En la calle donde vivo funcionan dos residencias de mayores y una tercera a pocos metros. Es la milla geriátrica de Badajoz. Esta coincidencia no aportaba ninguna peculiaridad al entorno, salvo la tranquilidad innata a este tipo de centros y la seguridad de que en los alrededores no se celebran botellones. A excepción de los paseos cotidianos de los ancianos con sus familiares, y su presencia en los bancos del pequeño jardín de una de las esquinas, la existencia de estas residencias no era palpable en el devenir de la calle, ni siguiera por la falta de aparcamientos los días de visita. Estos centros pasaban desapercibidos para los que vivíamos alrededor. Lo que ocurría dentro se quedaba dentro.

Ha tenido que llegar un maldito virus, con malvada predilección por la tercera edad, para que salga a la luz la situación en que se encuentran estas instituciones, para mal y para bien. Se han convertido en protagonistas diarias de los informativos, tristemente, por la cantidad de víctimas que la pandemia se está cobrando entre las personas de mayor edad. Nos hemos percatado de las necesidades que en muchas de estas instalaciones estaban por cubrir.

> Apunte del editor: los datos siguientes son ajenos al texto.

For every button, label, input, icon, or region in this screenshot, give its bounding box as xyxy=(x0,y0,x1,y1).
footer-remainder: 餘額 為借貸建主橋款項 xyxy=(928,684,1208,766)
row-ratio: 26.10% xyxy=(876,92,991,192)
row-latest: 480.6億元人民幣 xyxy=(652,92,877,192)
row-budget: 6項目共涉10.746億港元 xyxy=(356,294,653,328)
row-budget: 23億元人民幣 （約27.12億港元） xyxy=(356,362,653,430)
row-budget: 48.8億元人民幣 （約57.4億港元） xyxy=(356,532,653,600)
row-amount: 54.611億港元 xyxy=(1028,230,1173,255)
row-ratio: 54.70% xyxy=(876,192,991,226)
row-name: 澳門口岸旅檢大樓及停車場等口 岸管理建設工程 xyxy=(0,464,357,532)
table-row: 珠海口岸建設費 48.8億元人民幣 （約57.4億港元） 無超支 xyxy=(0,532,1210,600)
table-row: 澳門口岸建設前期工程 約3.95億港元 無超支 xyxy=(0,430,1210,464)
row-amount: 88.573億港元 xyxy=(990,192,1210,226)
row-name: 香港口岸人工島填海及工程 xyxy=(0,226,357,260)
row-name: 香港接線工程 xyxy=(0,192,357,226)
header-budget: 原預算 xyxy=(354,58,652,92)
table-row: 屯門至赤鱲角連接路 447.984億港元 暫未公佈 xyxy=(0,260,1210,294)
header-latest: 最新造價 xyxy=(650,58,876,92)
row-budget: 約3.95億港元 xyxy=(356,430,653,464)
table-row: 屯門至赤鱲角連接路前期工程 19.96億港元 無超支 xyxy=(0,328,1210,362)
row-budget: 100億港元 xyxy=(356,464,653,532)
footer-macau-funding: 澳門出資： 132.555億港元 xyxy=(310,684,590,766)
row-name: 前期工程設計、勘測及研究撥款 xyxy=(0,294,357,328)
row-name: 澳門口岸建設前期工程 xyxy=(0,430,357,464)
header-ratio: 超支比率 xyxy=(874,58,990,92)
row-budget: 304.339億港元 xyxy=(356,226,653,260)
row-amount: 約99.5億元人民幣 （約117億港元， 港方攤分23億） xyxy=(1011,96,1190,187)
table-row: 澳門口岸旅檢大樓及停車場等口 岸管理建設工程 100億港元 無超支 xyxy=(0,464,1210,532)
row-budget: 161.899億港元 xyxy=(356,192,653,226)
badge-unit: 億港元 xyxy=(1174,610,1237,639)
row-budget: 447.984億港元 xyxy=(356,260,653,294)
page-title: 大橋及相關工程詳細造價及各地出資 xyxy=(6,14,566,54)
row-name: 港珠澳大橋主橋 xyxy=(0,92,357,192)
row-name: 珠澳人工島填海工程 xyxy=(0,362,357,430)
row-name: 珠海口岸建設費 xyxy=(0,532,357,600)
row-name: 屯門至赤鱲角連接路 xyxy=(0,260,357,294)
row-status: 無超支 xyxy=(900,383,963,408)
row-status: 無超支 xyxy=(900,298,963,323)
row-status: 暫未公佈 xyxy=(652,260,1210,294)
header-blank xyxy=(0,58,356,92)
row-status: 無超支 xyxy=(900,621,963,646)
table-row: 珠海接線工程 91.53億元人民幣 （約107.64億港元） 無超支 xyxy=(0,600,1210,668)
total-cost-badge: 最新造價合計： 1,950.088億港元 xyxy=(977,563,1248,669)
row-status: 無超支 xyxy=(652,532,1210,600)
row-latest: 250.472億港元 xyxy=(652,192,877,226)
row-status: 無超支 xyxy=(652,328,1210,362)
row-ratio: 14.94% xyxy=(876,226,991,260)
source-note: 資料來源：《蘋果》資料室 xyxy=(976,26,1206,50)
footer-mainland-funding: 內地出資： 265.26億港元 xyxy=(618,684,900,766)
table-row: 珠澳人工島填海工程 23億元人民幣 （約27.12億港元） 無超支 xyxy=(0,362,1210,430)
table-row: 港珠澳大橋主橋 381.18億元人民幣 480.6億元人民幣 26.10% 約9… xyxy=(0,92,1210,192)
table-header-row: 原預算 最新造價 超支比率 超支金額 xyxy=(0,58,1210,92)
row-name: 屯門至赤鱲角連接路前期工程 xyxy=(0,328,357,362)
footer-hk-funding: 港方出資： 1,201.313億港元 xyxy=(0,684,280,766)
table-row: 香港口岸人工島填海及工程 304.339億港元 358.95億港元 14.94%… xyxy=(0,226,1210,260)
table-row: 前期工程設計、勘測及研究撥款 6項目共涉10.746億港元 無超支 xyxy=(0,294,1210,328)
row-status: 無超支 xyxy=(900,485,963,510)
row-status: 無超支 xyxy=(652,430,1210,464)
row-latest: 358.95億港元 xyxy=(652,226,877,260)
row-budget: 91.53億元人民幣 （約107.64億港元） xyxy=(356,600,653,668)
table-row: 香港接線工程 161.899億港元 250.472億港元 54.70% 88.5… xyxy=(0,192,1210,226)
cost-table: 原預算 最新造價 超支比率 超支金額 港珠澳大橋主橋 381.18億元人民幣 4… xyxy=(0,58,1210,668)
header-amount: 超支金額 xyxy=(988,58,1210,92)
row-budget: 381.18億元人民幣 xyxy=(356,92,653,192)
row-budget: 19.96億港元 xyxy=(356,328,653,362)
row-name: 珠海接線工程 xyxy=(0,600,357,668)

Recuerdo la imagen de la responsable de una residencia de Madrid que lloraba de impotencia cuando la entrevistaban, porque ya no daban abasto, no tenían medios para proteger a sus residentes y no podían más. Pero pudieron, porque semanas después volvieron a entrevistarla y parecía otra. Los medios habían llegado y eran capaces de afrontar lo que les había venido encima. Otra responsable de un centro de mayores de Badajoz comentaba en este periódico que lo ocurrido ha permitido que los mayores hayan pasado de ser un colectivo desahuciado a protegido. Es trágico que en el intervalo de esta transición hayan caído tantos, enfermos, muertos y solos. Hasta hace pocos días, el Servicio Extremeño de Salud no facilitaba los datos de la situación en cada centro geriátrico y cuando se han hecho públicos, han sido demoledores. En la residencia más próxima a mi casa han fallecido 18 mayores y no hemos escuchado llantos, ni hemos visto ataúdes.

Ahora no solo aplaudimos a los sanitarios de los hospitales. La policía y los bomberos también acuden a las residencias de ancianos con sus sirenas, sus aplausos y ramos de flores para agradecer la labor de sus trabajadores, que se están dejando la piel para mejorar la vida de los usuarios. Uno de los mayores gestos de generosidad que estos días hemos vivido ha sido el de muchos empleados de residencias haciendo de escudos de sus mayores, porque han decidido pasar con ellos la cuarentena sin salir de las instalaciones, para así protegerlos del virus que procede del exterior.

Mi calle ya era de las que más sirenas concentra a lo largo del día, porque es zona de paso habitual de los bomberos que salen del Nevero y de las ambulancias que se dirigen al Hospital Universitario. Las últimas semanas su sonido es menos estridente. En torno a las ocho de la tarde, pasan coches patrulla o ambulancias, cuyos conductores y copilotos saludan respondiendo a los aplausos de los balcones. Hay tardes en las que su destino es uno determinado: las residencias de ancianos.

Tal vez nos cansemos de aplaudir y puede que, cuando todo esto pase, estos gestos se traduzcan en cantos de sirena. Pero lo que es seguro es que ya nada será igual en los centros de mayores, ni para los trabajadores, ni para los residentes, ni para sus familias, ni para los responsables de cuidar de una generación que no merece que la aparquen en el olvido, sino que la mimen, como ella mimó a la siguiente.